Presumably but not necessarily. To the economist, money is fungible. To the administrator and sometimes to the law, it may not be. Most State agencies, for instance, get some money from the Federal Government, and have to use it for specified purposes.

Speaking of Rep. O’Donnell’s plan, let’s be clear that the criticism of it in Tuesday’s post related not to its merits, but to its likely effectiveness (or lack thereof), and whether she had done enough homework to demonstrate that effectiveness. From the perspective of equity, it does seem to have some merit. Most Vermonters could live quite nicely on a mere $210,900 a year. Forcing someone to give up that last $11,100 so middle-income elderly people could buy their prescription drugs is not likely to arouse massive opposition.

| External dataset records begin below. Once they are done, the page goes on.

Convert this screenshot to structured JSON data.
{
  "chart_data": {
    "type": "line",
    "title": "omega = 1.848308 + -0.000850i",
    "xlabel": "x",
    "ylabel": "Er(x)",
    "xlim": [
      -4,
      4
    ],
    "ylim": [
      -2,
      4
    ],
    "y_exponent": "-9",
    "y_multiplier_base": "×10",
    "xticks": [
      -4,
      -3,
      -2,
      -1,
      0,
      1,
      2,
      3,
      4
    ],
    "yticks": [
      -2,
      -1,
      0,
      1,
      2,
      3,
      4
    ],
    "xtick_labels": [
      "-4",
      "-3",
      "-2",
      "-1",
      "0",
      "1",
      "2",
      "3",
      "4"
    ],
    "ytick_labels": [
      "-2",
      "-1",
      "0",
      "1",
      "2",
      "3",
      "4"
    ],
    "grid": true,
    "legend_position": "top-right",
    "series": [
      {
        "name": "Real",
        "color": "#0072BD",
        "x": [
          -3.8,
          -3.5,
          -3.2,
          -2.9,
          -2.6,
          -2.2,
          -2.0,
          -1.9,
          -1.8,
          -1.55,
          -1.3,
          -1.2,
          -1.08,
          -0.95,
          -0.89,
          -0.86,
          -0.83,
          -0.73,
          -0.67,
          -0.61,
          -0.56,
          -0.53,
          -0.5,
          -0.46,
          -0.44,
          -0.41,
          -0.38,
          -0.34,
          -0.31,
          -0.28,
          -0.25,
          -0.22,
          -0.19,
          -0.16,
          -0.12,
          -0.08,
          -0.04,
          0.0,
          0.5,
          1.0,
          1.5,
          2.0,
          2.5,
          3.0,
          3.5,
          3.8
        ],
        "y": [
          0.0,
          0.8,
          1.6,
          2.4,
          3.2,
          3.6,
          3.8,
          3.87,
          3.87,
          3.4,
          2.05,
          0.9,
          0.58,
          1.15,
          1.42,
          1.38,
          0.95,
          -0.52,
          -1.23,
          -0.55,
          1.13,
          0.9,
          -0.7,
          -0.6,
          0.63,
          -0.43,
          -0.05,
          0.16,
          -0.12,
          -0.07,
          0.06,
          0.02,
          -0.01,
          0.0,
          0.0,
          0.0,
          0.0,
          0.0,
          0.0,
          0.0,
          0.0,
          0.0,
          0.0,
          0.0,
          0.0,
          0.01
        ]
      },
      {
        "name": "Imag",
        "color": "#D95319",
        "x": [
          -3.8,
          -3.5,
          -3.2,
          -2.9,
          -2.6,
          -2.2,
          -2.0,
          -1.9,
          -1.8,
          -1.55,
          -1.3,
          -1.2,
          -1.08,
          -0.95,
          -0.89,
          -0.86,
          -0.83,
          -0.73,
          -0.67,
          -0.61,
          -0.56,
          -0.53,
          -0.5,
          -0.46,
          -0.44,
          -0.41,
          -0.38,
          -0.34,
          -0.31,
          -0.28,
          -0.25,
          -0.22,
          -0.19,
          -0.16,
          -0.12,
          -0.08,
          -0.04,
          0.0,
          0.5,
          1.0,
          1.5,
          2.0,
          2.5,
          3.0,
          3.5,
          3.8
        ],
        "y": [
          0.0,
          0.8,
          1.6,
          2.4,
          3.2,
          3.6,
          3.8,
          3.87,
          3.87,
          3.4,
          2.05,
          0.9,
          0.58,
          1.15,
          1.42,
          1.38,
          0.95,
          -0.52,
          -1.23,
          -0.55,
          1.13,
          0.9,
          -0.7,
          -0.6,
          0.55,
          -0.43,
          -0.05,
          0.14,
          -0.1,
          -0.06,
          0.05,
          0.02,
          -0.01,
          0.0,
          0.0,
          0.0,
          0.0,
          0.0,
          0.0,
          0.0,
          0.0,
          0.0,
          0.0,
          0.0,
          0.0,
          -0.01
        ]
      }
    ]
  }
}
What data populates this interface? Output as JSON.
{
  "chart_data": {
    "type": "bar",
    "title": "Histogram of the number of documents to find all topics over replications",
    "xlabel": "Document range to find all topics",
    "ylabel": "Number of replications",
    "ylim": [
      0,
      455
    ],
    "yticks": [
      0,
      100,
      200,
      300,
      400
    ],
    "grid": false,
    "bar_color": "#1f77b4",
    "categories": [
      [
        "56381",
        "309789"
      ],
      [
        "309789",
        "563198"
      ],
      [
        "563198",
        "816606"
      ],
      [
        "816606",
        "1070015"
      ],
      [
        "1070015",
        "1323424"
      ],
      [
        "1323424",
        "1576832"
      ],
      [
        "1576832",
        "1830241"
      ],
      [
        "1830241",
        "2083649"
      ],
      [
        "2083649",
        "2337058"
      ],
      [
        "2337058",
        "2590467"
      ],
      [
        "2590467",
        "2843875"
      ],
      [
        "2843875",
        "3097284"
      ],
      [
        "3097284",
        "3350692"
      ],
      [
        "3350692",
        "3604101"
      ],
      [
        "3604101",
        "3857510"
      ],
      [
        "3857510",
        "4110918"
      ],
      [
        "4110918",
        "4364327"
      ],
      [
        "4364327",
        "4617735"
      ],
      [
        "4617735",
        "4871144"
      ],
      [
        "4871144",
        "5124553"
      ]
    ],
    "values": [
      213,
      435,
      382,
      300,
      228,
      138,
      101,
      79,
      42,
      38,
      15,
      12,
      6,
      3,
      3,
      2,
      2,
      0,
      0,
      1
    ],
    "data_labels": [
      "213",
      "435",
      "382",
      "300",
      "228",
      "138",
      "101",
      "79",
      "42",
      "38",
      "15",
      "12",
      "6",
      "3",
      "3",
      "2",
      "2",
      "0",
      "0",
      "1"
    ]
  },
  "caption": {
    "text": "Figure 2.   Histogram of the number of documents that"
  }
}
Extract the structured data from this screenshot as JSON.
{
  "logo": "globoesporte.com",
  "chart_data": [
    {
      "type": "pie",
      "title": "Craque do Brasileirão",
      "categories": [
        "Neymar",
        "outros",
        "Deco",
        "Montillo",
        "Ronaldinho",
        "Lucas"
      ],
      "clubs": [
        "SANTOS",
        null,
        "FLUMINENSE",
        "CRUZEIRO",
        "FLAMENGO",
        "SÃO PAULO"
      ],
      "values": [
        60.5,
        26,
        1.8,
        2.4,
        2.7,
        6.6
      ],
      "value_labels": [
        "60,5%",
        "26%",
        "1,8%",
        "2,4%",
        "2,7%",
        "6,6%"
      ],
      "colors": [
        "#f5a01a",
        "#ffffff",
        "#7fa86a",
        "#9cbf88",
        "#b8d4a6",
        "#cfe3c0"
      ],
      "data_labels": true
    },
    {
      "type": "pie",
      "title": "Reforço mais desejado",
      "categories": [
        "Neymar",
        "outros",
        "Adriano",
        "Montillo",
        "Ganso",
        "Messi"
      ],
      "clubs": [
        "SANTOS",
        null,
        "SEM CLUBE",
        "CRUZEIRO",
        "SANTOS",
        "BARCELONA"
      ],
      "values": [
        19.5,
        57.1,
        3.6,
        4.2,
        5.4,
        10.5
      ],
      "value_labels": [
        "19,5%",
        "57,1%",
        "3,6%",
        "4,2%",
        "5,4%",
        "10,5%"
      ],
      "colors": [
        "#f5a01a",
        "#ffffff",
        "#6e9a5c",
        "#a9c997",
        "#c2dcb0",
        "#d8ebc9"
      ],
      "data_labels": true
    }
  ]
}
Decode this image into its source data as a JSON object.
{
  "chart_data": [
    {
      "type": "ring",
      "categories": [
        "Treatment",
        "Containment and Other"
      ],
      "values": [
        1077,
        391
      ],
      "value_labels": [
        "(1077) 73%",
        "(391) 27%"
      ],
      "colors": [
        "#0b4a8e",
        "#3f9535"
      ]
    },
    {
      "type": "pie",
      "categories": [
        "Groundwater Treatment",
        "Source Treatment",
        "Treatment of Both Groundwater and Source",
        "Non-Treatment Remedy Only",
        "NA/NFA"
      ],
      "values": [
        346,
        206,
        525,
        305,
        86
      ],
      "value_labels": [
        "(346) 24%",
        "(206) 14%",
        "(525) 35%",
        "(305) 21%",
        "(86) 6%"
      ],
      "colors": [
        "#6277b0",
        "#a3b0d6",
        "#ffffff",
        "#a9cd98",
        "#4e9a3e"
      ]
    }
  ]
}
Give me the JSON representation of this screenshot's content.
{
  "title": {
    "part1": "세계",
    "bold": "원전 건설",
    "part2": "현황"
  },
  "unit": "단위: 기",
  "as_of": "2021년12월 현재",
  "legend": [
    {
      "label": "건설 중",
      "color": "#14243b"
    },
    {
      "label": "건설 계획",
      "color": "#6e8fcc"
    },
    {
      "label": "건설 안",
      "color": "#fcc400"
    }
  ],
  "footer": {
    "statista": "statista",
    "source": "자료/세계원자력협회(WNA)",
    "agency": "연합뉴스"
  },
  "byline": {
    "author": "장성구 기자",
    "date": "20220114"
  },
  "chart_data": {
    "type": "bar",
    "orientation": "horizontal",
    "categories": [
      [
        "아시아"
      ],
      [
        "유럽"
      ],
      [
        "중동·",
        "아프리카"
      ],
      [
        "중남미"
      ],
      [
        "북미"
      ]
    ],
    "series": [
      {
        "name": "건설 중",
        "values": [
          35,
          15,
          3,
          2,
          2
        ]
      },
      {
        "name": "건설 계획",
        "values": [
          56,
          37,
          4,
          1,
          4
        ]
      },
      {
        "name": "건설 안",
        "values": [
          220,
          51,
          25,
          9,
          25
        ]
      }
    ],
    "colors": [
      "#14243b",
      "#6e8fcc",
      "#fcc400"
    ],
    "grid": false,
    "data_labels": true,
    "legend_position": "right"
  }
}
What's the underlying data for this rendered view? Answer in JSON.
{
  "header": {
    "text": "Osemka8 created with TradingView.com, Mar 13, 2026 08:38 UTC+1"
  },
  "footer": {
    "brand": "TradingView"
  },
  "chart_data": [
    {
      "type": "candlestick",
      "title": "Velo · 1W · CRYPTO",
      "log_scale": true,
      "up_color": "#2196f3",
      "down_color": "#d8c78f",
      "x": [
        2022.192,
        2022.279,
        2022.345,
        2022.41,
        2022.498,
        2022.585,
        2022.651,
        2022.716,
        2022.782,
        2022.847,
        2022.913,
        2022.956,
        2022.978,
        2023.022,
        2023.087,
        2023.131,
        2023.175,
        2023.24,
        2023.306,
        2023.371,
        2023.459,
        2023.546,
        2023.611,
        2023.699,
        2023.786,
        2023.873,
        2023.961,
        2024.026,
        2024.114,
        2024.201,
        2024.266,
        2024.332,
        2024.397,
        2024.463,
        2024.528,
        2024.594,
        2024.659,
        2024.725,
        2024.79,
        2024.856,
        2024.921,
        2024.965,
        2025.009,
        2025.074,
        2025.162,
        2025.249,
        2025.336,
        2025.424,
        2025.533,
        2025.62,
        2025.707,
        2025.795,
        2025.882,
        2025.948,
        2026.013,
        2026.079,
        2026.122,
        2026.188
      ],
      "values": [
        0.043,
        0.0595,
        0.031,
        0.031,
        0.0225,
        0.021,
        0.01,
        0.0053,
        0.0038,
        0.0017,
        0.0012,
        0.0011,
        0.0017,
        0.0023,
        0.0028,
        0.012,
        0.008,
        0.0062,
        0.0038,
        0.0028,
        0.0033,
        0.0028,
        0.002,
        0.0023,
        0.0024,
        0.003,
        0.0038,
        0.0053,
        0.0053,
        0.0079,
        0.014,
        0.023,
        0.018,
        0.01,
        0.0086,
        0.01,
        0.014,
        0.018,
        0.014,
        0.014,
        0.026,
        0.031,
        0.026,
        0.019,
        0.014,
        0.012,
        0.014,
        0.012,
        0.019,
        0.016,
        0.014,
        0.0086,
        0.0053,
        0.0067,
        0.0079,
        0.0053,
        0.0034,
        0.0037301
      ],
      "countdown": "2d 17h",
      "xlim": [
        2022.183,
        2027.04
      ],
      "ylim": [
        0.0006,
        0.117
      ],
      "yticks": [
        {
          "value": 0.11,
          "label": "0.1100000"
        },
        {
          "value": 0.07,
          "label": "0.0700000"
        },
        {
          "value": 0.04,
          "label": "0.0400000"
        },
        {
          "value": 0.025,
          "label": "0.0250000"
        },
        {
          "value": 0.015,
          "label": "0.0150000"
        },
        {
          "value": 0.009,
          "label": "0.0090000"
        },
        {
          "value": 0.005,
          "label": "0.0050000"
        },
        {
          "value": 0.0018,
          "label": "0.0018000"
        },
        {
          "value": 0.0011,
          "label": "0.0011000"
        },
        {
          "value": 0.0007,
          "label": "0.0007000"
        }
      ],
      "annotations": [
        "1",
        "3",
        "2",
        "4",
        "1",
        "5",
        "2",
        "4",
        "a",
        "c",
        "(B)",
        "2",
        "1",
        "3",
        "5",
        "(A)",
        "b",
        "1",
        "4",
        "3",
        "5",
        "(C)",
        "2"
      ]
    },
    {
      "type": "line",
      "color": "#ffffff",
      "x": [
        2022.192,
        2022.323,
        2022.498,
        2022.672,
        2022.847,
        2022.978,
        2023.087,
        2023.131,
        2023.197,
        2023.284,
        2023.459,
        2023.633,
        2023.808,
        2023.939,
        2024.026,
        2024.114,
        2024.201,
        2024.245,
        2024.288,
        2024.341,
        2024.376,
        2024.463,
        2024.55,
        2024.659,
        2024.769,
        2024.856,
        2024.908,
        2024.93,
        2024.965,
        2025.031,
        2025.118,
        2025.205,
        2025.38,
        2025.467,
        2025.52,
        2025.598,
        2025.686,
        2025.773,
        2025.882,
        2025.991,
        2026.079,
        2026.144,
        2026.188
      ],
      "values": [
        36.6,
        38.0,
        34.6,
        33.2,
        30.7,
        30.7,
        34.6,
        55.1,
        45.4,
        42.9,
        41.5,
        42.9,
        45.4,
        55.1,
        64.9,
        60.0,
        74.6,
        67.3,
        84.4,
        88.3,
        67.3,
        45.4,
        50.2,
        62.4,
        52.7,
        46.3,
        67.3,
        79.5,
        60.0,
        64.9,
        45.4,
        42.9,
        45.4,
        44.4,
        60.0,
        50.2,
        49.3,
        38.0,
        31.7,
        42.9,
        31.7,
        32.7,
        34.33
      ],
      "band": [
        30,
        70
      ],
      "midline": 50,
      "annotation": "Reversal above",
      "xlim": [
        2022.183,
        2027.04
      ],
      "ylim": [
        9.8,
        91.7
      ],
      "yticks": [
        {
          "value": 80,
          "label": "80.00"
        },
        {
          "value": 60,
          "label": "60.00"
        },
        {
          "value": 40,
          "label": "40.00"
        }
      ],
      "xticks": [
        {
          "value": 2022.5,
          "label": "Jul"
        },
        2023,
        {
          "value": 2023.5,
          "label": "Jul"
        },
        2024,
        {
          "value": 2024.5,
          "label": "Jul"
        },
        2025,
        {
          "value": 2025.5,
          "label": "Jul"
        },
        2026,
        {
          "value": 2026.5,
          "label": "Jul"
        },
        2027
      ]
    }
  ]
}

But O’Donnell’s plan would also affect non-profit officials who earn as little as $60,000 a year, the same level at which many state employees will have to take five percent pay cuts.  As mentioned here Tuesday, that’s the functional equivalent of a stiff state income tax hike. A little further research reveals that it is in many cases the functional equivalent of  a 100 percent state income tax hike.

Speaking of rasing taxes, and failing to raise taxes, there was a quite deliberate omission in the section of yesterday’s post about the taxes that Vermont businesses pay to the State’s Unemployment Insurance Fund.

Employers contribute a small percentage of the first $8,000 of each worker’s pay. Yesterday’s post noted that the $8,000 figure had not been changed since 1983. It did not say — because there had been no time to find out – whether the percentages had changed since then.

They have not, said Valerie Rickert, Director of Unemployment Insurance & Wages at the Labor Department. In other words, that tax is just what it was a quarter of a century ago. Other states, Rickert said, have raised their rates.

It is easy to understand why Vermont – which has the 16th highest  average effective unemployment insurance tax rate (or did in 2007, according to the Public Policy Institute of New York) – would be reluctant to raise that tax on businesses. But now the Fund is running low, and even tax-hating Gov. Jim Douglas is calling for an increase.